Pedro do Coutto
O Supremo Tribunal Federal, na quinta-feira, autorizou os bancos a iniciarem processos de retomada de imóveis dados como garantia a financiamentos cujas prestações encontram-se em atraso. A relação dos devedores é muito grande com a interrupção do pagamento das prestações em atraso. Os bancos, entretanto, dificilmente irão utilizar de forma concreta a absorção de imóveis porque isso implicaria, como é claro, na interrupção absoluta dos pagamentos mensais. E nada acrescentaria aos bancos formarem um patrimônio imobiliário decorrente da falta de pagamentos.
A decisão fará com que devedores que possuem recursos para pagar as prestações voltem a fazê-lo. Mas nem todos os casos são assim. A maioria dos inadimplentes não têm condições efetivas para cumprir seus compromissos em dia. E há também que distinguir entre os prazos de atrasos se pequenos, médios ou grandes. Essa situação levará a negociações que se assemelham àquelas que marcam a operação desenrola, bancada, no fundo, pelo governo para livrar um número enorme de devedores das consequências naturais da falta de pagamentos.
EFEITO – Psicologicamente o efeito já está sendo muito grande.
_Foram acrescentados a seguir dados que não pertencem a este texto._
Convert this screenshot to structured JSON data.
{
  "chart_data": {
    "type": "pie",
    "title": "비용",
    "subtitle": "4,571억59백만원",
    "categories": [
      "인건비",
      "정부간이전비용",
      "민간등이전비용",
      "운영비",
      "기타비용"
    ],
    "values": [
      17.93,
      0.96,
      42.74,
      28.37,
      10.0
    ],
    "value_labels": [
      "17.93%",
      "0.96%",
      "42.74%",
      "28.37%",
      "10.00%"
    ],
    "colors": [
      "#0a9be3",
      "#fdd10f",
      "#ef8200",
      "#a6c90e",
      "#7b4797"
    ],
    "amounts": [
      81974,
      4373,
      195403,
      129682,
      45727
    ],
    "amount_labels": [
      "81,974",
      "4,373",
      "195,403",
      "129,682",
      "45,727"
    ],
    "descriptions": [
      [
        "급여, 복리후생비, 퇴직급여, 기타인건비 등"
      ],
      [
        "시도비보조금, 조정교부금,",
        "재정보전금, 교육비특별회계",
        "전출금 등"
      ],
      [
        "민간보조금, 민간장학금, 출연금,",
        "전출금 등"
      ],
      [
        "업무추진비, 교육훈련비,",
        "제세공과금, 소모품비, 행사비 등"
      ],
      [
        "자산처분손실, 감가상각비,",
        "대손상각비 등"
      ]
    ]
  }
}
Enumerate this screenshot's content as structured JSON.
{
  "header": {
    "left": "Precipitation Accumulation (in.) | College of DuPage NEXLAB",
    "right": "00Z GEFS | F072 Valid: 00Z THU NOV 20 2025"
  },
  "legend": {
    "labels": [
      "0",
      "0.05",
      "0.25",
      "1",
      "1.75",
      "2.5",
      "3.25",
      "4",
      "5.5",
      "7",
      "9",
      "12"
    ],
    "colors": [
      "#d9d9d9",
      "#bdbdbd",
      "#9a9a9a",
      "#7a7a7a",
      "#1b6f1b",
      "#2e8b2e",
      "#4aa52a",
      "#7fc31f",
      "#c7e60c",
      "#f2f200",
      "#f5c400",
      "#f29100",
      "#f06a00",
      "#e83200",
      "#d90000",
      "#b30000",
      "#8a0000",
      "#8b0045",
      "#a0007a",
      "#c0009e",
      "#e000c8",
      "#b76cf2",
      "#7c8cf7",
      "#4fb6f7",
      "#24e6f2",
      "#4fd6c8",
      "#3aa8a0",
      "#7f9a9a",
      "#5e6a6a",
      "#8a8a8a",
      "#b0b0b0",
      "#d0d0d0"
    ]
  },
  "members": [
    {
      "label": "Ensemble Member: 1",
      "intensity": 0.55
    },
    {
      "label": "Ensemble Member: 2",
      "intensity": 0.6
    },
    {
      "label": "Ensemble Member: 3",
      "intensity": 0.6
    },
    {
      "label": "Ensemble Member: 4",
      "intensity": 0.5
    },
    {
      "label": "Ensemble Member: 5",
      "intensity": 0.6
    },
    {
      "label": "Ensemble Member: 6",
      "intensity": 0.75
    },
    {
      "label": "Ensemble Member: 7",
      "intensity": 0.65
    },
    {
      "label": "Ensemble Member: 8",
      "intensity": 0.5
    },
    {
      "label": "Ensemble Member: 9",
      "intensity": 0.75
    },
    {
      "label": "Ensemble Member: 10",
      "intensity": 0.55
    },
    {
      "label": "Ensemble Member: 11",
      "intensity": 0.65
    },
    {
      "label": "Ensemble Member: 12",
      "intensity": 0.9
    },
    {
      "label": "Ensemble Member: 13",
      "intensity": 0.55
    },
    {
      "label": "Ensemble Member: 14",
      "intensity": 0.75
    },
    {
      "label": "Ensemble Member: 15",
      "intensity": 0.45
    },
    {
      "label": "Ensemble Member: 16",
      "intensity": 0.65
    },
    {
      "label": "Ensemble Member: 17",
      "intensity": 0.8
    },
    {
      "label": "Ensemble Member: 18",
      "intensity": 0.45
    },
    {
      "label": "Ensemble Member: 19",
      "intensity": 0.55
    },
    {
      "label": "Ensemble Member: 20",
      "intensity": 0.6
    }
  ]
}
Mas os bancos esbarram também no reflexo junto à opinião pública na hipótese da expropriação, sem novas decisões judiciais, na forma como foi decidido pela Corte Suprema. Reportagem de José Marques, Folha de S. Paulo, e de Daniel Gullino e Letícia Lopes, O Globo, edições de ontem, focalizam amplamente o assunto. E as repercussões já se fazem sentir, começando a deslocar a solução do problema para a área do governo Lula da Silva.
Se o Ministério da Fazenda entrou em ação para resgatar dívidas pequenas de 74 milhões de pessoas, fica implícito que com uma grande dose de razão, se sentirá obrigado a evitar milhares de casos de despejo que levariam a um agravamento enorme da crise social do país. A decisão foi com base numa lei que permite a operação radical (tomada do imóvel), ultrapassando o caráter sócio-econômico da medida.
Se grande parte da população brasileira não tem certeza à noite se terá como se alimentar no dia seguinte, fica claro que a ameaça adicional da perda da própria residência será um fator de pânico junto às classes de menor renda, embora a inadimplência se verifique também nos segmentos de renda mais alta, não só nos financiamentos imobiliários, mas, sobretudo, isso sim, nos financiamentos empresariais.
DÉBITOS – Quem duvida de tal afirmação pode consultar, por exemplo, o que ocorre há muitos anos no BNDES, na Caixa Econômica Federal e no Banco do Brasil. Os grandes devedores retém débitos infinitamente superiores aos das pessoas comuns, principalmente em épocas de desemprego, de juros altos e de salários baixos, reduzidos cada vez mais pela perda na corrida contra a inflação, mesmo a do IBGE.
A decisão do STF, na realidade, criou um problema enorme para o governo Lula porque os grupos mais atingidos dos segmentos pobres recorrerão a ele para escapar das ameaças e das consequências pela perda de suas residências. Por esse aspecto, espanta a decisão da Suprema Corte.